Friday, 12 September 2014

Pointing the finger – blame and risks in digital project management

There are many aspects during a digital project that do not go according to plan; even if you had one. Project Management is about control but, particularly in digital projects, your clients and your team can often seem to conspire against the progress of the project. Your management, on the other hand, are meant to be there supporting you. If this isn’t the case, you’re in trouble. Are you in a company that has an attitude of ‘sacrificial accountability’?

It is common that if and when things go wrong, someone takes the blame and resigns from his/her post. I think that most people view this as acceptable when it is clear who has had the overall accountability during the time that the problems brewed and blew up. But looking for the sacrificial lamb is another thing entirely as John Linwood, ex BBC, found out. He was Chief Technology Officer for the BBC when the plug was pulled on a £100m Digital Media Initiative project. He took the BBC to a tribunal for firing him and won because they believed that the Senior Management were dodging the blame and placing it on Linwood.

John Gough in Avoiding Blame for Botched Projects, (undated 2014), summarises the Linwood story and points to internal company politics as a driver. We all know company politics and how it can invidiously dominate decision-making. How’s your company for this?

The risk of being sacked as the accountable one is real but companies are beginning to understand that they need to get on top of risks before they cause trouble. Enter the Digital Risk Officer. Have you heard of them or seen a job advert for one? You may well find you have to relate to them in your client companies. Apparently, these people will be hot news in 2015 according to Gartner research 2014 . Now this is in response to security issues and technology as companies realise that with the plethora of technology-driven channels of communication and the increasing use of them by the public at large, that the risks of service failures increase.

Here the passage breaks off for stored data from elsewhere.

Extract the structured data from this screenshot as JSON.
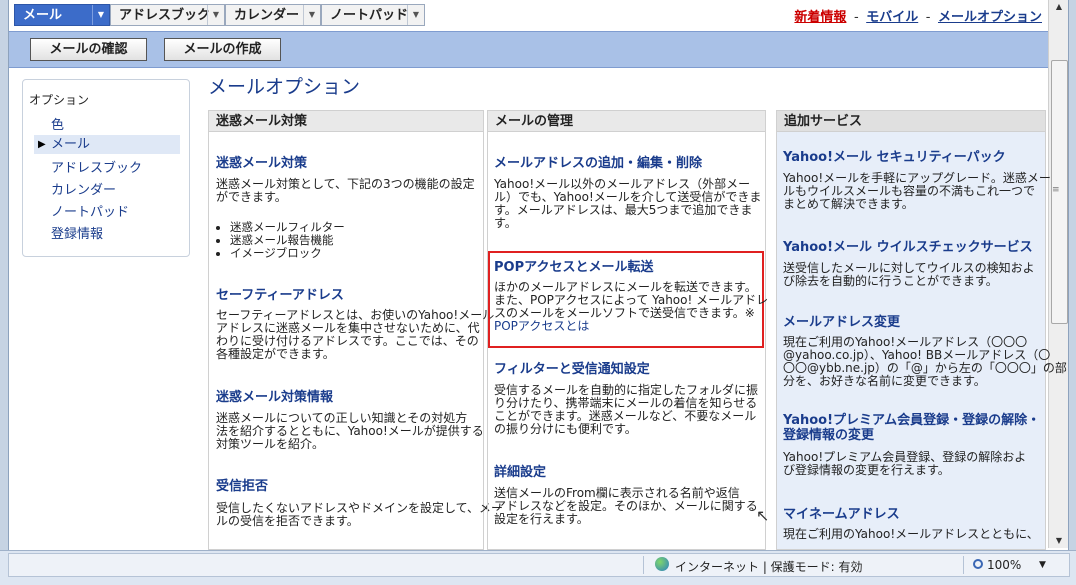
{
  "nav": {
    "tabs": [
      {
        "label": "メール"
      },
      {
        "label": "アドレスブック"
      },
      {
        "label": "カレンダー"
      },
      {
        "label": "ノートパッド"
      }
    ],
    "links": {
      "new": "新着情報",
      "mobile": "モバイル",
      "options": "メールオプション",
      "sep": "-"
    }
  },
  "toolbar": {
    "check_label": "メールの確認",
    "compose_label": "メールの作成"
  },
  "sidebar": {
    "title": "オプション",
    "items": [
      {
        "label": "色"
      },
      {
        "label": "メール"
      },
      {
        "label": "アドレスブック"
      },
      {
        "label": "カレンダー"
      },
      {
        "label": "ノートパッド"
      },
      {
        "label": "登録情報"
      }
    ]
  },
  "page": {
    "title": "メールオプション"
  },
  "col1": {
    "header": "迷惑メール対策",
    "s1_title": "迷惑メール対策",
    "s1_desc_l1": "迷惑メール対策として、下記の3つの機能の設定",
    "s1_desc_l2": "ができます。",
    "s1_bullets": [
      "迷惑メールフィルター",
      "迷惑メール報告機能",
      "イメージブロック"
    ],
    "s2_title": "セーフティーアドレス",
    "s2_desc_l1": "セーフティーアドレスとは、お使いのYahoo!メール",
    "s2_desc_l2": "アドレスに迷惑メールを集中させないために、代",
    "s2_desc_l3": "わりに受け付けるアドレスです。ここでは、その",
    "s2_desc_l4": "各種設定ができます。",
    "s3_title": "迷惑メール対策情報",
    "s3_desc_l1": "迷惑メールについての正しい知識とその対処方",
    "s3_desc_l2": "法を紹介するとともに、Yahoo!メールが提供する",
    "s3_desc_l3": "対策ツールを紹介。",
    "s4_title": "受信拒否",
    "s4_desc_l1": "受信したくないアドレスやドメインを設定して、メー",
    "s4_desc_l2": "ルの受信を拒否できます。"
  },
  "col2": {
    "header": "メールの管理",
    "s1_title": "メールアドレスの追加・編集・削除",
    "s1_desc_l1": "Yahoo!メール以外のメールアドレス（外部メー",
    "s1_desc_l2": "ル）でも、Yahoo!メールを介して送受信ができま",
    "s1_desc_l3": "す。メールアドレスは、最大5つまで追加できま",
    "s1_desc_l4": "す。",
    "s2_title": "POPアクセスとメール転送",
    "s2_desc_l1": "ほかのメールアドレスにメールを転送できます。",
    "s2_desc_l2": "また、POPアクセスによって Yahoo! メールアドレ",
    "s2_desc_l3": "スのメールをメールソフトで送受信できます。※",
    "s2_link": "POPアクセスとは",
    "s3_title": "フィルターと受信通知設定",
    "s3_desc_l1": "受信するメールを自動的に指定したフォルダに振",
    "s3_desc_l2": "り分けたり、携帯端末にメールの着信を知らせる",
    "s3_desc_l3": "ことができます。迷惑メールなど、不要なメール",
    "s3_desc_l4": "の振り分けにも便利です。",
    "s4_title": "詳細設定",
    "s4_desc_l1": "送信メールのFrom欄に表示される名前や返信",
    "s4_desc_l2": "アドレスなどを設定。そのほか、メールに関する",
    "s4_desc_l3": "設定を行えます。"
  },
  "col3": {
    "header": "追加サービス",
    "s1_title": "Yahoo!メール セキュリティーパック",
    "s1_desc_l1": "Yahoo!メールを手軽にアップグレード。迷惑メー",
    "s1_desc_l2": "ルもウイルスメールも容量の不満もこれ一つで",
    "s1_desc_l3": "まとめて解決できます。",
    "s2_title": "Yahoo!メール ウイルスチェックサービス",
    "s2_desc_l1": "送受信したメールに対してウイルスの検知およ",
    "s2_desc_l2": "び除去を自動的に行うことができます。",
    "s3_title": "メールアドレス変更",
    "s3_desc_l1": "現在ご利用のYahoo!メールアドレス（〇〇〇",
    "s3_desc_l2": "@yahoo.co.jp）、Yahoo! BBメールアドレス（〇",
    "s3_desc_l3": "〇〇@ybb.ne.jp）の「@」から左の「〇〇〇」の部",
    "s3_desc_l4": "分を、お好きな名前に変更できます。",
    "s4_title_l1": "Yahoo!プレミアム会員登録・登録の解除・",
    "s4_title_l2": "登録情報の変更",
    "s4_desc_l1": "Yahoo!プレミアム会員登録、登録の解除およ",
    "s4_desc_l2": "び登録情報の変更を行えます。",
    "s5_title": "マイネームアドレス",
    "s5_desc_l1": "現在ご利用のYahoo!メールアドレスとともに、"
  },
  "status": {
    "zone": "インターネット | 保護モード: 有効",
    "zoom": "100%"
  }
}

It will be interesting to see if these officers are increasingly used as easy target sacrificial lambs by their companies when things go wrong! But if you meet them as part of the client-mix, you can be sure that they’ll make strong demands of you making your job more accountable too.

Now you’re in the mindset of blame, perhaps you need to become aware of a nasty blow coming from an unseen upper-cut! This has crept in from the side of a legal ruling about blame in a service contract. The original case was about pipes and little to do with digital project management. (See, The Best Practice Group, Your Service Provider’s Duty to Warn, by Alan Watton (23 January 2012) But as the ruling can be generalised to all service contracts, we need to take note. The judgement found that the contractor (expert) should have warned the client about the possible risks in the project because they as the experts were in the position to know the possible impact on the clients while the clients as non-experts – and the very reason for using the contractors – were not in the position to understand the impact.

The key concept is ‘a duty to warn’ about the risks pre-contract and during the life of the project and exists independently of written clauses. You have to account for what your advice does and does not cover. You have to be clear in writing about what your advice does not cover and what your proposed solution does not cover including any possible consequential impacts. Well, that’s a tall order in our uncertain digital world. You need to throw this concept to the legal bods who draw up your contracts as service providers. Now if you are too small to have a legal section, check if the templates you use for contracts cover this angle and raise any queries with your management.

You’ll probably do a lot of ‘warning’ without realising it. So, for example, if you recommend that your client should do some pilot testing with users to check the system out and assess its impact on the project objectives pointing out to them the pros and cons of this, then you are warning them of the possible negative effects/risks. If they take the decision not to do this, they accept responsibility and accountability. Likewise, you’ll probably be recommending various types of testing from stability to security, for example. You can indicate the pros and cons of all of them, so if the client chooses to ignore your advice - because of lack of budget maybe - then you have fulfilled the ‘duty of warning’ principle.
Blame is not a nice topic in any field. Better to be prepared though.